Dönenlerin hepsini Fenerbahçe toplamaya başladı. Büsbütün baskı kurdular. Osayi’nin hoş pasında Mesut şık bir gol attı. daha sonrası büsbütün üretime dönüşmeyen Fenerbahçe hakimiyeti… 2. devreye de yeterli başlayan konuk takımdı lakin Gustavo bir daha berbat bir kusur ile durum ürettirdi, Kim’i sarı kartlık yaptı. O frikik daha sonrasi penaltı geldi. Aslen Gustavo olmasa kaleye şutu olmayan Antep, Gustavo yardımıyla ikinci golü de bularak öne geçti. 2-1’den daha sonra Fener durdu. Oyuna akıl koyacak İrfan ile güç verecek Mert Hakan olmayınca “Beyler sakin, devam edelim” diyebilecek kimsenin olmadığı da ortaya çıktı. Kim’in yanılgısından Antep 3’ü buluyordu. Berke’nin kurtarışından 2 dakika daha sonra 8 numara konumu ile oyuna dahil olan Zajc eşitliği getirdi.
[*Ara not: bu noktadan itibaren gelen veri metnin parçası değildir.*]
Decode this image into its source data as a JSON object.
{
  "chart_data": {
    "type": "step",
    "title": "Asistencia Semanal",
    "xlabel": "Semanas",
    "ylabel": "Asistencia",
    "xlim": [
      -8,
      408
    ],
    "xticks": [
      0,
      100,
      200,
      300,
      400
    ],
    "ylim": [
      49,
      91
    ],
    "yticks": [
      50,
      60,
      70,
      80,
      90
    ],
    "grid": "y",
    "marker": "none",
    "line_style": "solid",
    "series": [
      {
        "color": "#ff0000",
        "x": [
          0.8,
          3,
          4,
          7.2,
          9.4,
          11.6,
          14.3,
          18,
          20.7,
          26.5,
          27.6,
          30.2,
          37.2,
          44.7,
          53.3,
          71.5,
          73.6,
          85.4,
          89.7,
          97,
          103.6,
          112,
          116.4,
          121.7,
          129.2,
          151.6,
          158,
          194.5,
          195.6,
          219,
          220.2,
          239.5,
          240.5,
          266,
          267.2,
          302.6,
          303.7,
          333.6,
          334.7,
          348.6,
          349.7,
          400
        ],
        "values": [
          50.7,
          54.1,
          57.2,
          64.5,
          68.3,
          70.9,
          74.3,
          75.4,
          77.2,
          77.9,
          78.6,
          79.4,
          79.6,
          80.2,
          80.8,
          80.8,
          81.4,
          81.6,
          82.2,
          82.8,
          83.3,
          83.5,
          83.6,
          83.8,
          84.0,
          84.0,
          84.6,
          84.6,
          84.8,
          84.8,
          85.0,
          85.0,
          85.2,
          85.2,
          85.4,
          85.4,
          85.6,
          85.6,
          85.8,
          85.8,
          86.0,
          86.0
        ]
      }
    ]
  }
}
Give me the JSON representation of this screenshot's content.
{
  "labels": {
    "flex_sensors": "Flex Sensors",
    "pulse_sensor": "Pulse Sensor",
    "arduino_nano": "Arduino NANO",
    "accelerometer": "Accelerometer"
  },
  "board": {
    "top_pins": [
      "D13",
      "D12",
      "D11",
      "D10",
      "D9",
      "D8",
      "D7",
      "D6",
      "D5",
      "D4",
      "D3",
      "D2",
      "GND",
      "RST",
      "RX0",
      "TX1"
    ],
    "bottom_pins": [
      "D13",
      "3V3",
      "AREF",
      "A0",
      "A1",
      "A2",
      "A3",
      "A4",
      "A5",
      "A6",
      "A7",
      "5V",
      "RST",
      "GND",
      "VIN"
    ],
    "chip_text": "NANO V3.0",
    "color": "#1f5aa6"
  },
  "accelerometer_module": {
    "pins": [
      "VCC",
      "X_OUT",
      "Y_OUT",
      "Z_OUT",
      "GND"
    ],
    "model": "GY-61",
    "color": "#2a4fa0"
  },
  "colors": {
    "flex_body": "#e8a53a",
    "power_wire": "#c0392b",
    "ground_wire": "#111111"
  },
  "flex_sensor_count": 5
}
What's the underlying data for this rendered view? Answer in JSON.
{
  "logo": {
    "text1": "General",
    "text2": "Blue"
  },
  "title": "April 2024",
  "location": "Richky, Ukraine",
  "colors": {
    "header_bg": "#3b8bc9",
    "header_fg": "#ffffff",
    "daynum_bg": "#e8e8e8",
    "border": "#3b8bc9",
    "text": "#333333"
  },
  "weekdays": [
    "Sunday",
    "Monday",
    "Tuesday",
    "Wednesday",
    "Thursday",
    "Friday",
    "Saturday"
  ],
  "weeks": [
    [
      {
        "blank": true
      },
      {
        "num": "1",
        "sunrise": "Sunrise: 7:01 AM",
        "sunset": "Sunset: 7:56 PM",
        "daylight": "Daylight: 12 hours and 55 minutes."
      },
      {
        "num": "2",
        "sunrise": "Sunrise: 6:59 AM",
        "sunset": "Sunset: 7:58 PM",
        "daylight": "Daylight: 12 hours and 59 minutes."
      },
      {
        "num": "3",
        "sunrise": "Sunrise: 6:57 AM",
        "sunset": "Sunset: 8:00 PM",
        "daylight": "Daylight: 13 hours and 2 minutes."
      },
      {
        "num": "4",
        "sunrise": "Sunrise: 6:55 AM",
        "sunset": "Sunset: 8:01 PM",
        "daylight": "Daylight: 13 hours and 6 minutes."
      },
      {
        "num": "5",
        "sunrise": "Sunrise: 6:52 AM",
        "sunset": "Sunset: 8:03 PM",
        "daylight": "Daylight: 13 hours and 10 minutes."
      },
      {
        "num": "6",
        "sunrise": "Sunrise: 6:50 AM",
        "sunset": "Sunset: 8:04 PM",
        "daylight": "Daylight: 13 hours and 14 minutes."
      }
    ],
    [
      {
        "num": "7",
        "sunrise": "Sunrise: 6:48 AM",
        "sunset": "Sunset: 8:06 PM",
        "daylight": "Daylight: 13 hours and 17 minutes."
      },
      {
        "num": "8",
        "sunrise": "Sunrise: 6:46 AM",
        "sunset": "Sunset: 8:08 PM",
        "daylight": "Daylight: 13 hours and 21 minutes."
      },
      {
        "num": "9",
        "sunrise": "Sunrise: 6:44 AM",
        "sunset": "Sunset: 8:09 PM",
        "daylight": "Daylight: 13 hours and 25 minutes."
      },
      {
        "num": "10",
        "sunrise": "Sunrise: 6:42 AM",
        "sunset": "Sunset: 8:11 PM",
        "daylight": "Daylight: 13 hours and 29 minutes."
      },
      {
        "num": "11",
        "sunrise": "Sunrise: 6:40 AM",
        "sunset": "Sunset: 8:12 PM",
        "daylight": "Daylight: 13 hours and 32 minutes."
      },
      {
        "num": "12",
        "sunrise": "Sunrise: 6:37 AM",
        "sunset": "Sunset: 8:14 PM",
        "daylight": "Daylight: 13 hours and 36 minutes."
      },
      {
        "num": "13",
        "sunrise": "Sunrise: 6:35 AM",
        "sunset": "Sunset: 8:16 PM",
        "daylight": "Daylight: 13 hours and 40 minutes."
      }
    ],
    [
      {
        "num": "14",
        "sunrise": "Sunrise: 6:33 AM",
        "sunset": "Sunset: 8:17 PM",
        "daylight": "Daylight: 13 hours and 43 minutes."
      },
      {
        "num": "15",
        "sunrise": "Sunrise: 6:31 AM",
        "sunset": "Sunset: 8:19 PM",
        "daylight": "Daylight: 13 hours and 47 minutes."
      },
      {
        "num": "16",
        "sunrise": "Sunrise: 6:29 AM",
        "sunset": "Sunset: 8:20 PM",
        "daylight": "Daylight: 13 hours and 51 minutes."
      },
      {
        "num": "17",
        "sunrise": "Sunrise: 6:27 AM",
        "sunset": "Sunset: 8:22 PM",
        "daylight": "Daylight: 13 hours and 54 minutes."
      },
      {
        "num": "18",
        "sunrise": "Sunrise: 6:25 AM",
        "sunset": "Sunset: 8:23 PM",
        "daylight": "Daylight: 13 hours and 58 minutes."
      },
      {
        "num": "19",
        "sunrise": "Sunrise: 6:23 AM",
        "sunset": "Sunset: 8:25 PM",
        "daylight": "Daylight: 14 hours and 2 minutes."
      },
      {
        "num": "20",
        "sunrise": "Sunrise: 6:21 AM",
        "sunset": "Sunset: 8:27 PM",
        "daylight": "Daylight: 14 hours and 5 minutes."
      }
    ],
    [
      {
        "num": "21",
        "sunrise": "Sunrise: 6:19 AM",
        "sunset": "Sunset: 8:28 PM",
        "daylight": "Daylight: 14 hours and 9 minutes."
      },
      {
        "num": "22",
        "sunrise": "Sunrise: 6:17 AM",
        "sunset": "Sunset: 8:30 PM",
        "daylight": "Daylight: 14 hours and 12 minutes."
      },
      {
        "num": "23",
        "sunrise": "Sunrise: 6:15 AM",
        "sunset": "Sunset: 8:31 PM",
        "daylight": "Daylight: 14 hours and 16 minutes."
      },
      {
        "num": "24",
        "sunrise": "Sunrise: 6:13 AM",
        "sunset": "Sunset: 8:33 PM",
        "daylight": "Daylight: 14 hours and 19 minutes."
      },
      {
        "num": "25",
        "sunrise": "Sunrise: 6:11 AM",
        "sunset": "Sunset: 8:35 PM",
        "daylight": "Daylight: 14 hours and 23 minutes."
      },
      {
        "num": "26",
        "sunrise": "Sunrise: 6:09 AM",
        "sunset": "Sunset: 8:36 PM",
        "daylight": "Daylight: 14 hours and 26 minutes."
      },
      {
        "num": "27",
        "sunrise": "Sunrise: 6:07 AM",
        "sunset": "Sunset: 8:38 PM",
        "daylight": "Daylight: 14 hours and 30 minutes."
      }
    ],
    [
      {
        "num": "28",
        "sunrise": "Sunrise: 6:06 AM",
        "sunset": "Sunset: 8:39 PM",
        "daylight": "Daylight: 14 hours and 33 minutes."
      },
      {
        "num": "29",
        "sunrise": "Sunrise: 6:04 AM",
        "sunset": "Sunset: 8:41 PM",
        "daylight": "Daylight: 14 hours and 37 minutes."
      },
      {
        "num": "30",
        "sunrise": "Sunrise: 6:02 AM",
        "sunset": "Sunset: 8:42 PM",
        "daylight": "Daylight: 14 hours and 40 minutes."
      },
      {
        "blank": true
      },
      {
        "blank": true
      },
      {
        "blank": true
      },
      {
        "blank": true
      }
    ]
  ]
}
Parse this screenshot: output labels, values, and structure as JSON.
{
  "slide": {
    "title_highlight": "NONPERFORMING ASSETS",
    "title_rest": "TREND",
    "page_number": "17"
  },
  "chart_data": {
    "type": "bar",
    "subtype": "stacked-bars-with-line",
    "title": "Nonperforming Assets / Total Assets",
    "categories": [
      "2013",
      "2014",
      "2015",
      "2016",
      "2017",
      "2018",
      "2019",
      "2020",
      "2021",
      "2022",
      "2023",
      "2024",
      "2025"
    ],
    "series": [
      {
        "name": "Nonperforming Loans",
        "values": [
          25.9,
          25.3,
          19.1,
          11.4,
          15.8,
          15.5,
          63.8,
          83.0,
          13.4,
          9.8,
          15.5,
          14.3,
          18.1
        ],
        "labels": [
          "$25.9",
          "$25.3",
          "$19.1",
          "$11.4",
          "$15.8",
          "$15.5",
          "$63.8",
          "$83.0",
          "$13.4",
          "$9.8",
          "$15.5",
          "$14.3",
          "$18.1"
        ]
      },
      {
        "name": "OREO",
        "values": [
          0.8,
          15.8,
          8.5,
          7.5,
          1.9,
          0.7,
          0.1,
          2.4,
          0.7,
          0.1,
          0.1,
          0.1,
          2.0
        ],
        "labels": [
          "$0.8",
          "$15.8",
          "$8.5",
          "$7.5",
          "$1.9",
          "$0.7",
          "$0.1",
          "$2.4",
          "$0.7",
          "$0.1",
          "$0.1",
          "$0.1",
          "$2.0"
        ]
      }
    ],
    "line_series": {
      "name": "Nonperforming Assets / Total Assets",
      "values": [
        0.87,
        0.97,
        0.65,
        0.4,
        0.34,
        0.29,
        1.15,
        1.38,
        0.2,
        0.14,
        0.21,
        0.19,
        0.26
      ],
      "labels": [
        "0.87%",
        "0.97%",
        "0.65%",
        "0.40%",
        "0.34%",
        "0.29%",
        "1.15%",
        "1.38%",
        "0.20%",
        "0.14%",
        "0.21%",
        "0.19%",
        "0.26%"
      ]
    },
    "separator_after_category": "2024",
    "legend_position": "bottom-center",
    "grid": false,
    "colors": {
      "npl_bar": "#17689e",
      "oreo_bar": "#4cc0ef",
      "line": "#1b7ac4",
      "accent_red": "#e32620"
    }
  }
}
‘BEŞİKTAŞ MAÇINDA NETLEŞİR

Oyunun ivmesi bir daha Fener’in lehine dönmüşken bu sefer de Kim, geldiğinden beri yaptığı en büyük yanılgıyla golü yedirdi. 3-2’den daha sonrası Rus Ruleti idi. Ya birliktelik gelecek ya fark açılacaktı. Serdar Dursun, kale ağzından birliktelik golünü kaçırınca son gaz da bitti. Son 10 dakikada Vitor Hoca, 4-4-2’ye döndü ancak artık şuursuz bir ekip vardı alanda. Crespo ve Osayi’nin emeklerine yazık oldu. Sonuçta “Trabzon kaybetti. Sene güya 2010-11.. Geliyoruz..” diyen Fenerbahçeliler için bir daha hayal kırıklığı oluştu. O dönemin dinamikleri farklıydı. Apayrı bir gruptu bu biçimdeki. Beşiktaş karşılaşması karar maçı olur. Bilic mi gelir Vitor ile sene sonu görülür mü karar o maçtan daha sonra netleşir herbiçimde.